Mathews David H, Turner Douglas H
Department of Chemistry, University of Rochester, NY 14627-0216, USA.
J Mol Biol. 2002 Mar 22;317(2):191-203. doi: 10.1006/jmbi.2001.5351.
With the rapid increase in the size of the genome sequence database, computational analysis of RNA will become increasingly important in revealing structure-function relationships and potential drug targets. RNA secondary structure prediction for a single sequence is 73 % accurate on average for a large database of known secondary structures. This level of accuracy provides a good starting point for determining a secondary structure either by comparative sequence analysis or by the interpretation of experimental studies. Dynalign is a new computer algorithm that improves the accuracy of structure prediction by combining free energy minimization and comparative sequence analysis to find a low free energy structure common to two sequences without requiring any sequence identity. It uses a dynamic programming construct suggested by Sankoff. Dynalign, however, restricts the maximum distance, M, allowed between aligned nucleotides in the two sequences. This makes the calculation tractable because the complexity is simplified to O(M(3)N(3)), where N is the length of the shorter sequence. The accuracy of Dynalign was tested with sets of 13 tRNAs, seven 5 S rRNAs, and two R2 3' UTR sequences. On average, Dynalign predicted 86.1 % of known base-pairs in the tRNAs, as compared to 59.7 % for free energy minimization alone. For the 5 S rRNAs, the average accuracy improves from 47.8 % to 86.4 %. The secondary structure of the R2 3' UTR from Drosophila takahashii is poorly predicted by standard free energy minimization. With Dynalign, however, the structure predicted in tandem with the sequence from Drosophila melanogaster nearly matches the structure determined by comparative sequence analysis.

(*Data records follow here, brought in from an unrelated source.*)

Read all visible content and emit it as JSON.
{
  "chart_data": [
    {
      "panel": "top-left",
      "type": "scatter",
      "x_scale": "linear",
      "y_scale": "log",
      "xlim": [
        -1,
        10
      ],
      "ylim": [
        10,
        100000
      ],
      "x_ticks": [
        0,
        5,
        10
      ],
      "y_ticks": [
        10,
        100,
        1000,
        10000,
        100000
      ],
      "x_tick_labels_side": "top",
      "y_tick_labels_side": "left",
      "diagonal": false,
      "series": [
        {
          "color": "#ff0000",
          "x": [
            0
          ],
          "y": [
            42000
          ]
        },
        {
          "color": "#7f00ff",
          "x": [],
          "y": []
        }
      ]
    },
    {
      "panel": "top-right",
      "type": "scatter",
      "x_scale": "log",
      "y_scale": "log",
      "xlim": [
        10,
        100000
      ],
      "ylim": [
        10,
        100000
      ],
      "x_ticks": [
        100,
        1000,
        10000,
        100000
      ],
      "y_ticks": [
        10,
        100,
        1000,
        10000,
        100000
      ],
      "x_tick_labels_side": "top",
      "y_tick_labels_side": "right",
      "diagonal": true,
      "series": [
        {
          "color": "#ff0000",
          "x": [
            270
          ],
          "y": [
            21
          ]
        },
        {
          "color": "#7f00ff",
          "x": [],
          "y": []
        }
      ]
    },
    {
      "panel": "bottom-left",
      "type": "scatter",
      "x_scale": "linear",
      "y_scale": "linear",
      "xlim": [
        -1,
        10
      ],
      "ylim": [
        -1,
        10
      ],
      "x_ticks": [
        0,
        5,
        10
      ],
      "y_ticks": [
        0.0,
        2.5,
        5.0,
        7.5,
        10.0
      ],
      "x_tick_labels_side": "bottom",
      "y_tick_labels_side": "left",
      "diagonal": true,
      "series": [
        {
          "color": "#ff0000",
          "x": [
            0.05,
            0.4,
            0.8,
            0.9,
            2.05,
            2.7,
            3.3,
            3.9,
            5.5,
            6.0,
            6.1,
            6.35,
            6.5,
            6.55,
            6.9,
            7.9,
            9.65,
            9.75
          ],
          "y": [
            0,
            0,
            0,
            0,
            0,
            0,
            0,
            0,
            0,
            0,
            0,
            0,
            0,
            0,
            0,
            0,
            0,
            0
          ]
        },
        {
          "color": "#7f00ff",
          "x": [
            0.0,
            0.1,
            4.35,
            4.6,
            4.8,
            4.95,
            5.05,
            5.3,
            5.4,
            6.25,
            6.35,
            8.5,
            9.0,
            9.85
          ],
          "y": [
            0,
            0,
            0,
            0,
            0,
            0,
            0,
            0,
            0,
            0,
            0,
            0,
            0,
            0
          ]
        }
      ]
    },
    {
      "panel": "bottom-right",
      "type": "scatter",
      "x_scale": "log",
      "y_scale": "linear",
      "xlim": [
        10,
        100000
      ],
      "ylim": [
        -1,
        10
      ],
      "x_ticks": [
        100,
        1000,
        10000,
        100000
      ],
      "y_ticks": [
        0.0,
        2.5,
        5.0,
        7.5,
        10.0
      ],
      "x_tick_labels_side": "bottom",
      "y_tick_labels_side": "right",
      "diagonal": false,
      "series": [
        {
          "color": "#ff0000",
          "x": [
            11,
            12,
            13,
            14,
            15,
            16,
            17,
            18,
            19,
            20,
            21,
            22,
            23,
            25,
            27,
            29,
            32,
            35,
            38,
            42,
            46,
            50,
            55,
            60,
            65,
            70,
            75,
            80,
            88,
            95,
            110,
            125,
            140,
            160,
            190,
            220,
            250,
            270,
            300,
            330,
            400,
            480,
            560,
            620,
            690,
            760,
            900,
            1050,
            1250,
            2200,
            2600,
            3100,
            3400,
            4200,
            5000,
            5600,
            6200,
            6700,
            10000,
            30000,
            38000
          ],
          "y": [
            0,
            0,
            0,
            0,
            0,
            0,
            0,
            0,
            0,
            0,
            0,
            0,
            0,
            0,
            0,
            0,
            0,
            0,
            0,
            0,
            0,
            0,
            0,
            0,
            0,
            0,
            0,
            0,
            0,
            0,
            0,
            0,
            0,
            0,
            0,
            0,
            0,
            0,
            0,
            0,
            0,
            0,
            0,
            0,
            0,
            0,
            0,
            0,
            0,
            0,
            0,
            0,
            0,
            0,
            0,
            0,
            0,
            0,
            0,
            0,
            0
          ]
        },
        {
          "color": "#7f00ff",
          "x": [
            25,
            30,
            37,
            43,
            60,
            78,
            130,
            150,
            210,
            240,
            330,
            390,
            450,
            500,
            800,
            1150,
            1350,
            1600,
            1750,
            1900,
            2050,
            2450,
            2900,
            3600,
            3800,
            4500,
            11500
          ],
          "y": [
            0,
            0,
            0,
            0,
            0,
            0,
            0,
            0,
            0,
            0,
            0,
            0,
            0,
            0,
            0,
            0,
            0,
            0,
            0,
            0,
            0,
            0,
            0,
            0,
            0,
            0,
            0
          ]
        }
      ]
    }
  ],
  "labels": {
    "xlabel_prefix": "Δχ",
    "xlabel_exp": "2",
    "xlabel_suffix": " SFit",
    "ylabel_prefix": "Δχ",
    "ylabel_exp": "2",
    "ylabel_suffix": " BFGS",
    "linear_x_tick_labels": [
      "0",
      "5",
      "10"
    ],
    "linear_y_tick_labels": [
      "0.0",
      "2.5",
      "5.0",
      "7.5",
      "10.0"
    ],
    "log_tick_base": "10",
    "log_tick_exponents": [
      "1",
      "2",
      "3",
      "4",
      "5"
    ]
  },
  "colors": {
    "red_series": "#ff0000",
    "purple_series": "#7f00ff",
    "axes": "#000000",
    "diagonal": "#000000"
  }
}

随着基因组序列数据库规模的迅速增长,RNA的计算分析在揭示结构-功能关系和潜在药物靶点方面将变得越来越重要。对于一个包含已知二级结构的大型数据库,单个序列的RNA二级结构预测平均准确率为73%。这种准确度水平为通过比较序列分析或实验研究的解释来确定二级结构提供了一个良好的起点。Dynalign是一种新的计算机算法,它通过结合自由能最小化和比较序列分析来提高结构预测的准确性,以找到两个序列共有的低自由能结构,而无需任何序列同一性。它使用了Sankoff提出的动态规划结构。然而,Dynalign限制了两个序列中对齐核苷酸之间允许的最大距离M。这使得计算易于处理,因为复杂度简化为O(M(3)N(3)),其中N是较短序列的长度。使用13个tRNA、7个5S rRNA和2个R2 3' UTR序列集对Dynalign的准确性进行了测试。平均而言,Dynalign预测tRNA中已知碱基对的比例为86.1%,而仅自由能最小化的预测比例为59.7%。对于5S rRNA,平均准确率从47.8%提高到86.4%。标准自由能最小化对高桥果蝇R2 3' UTR的二级结构预测效果不佳。然而,使用Dynalign,与黑腹果蝇序列一起预测的结构几乎与通过比较序列分析确定的结构相匹配。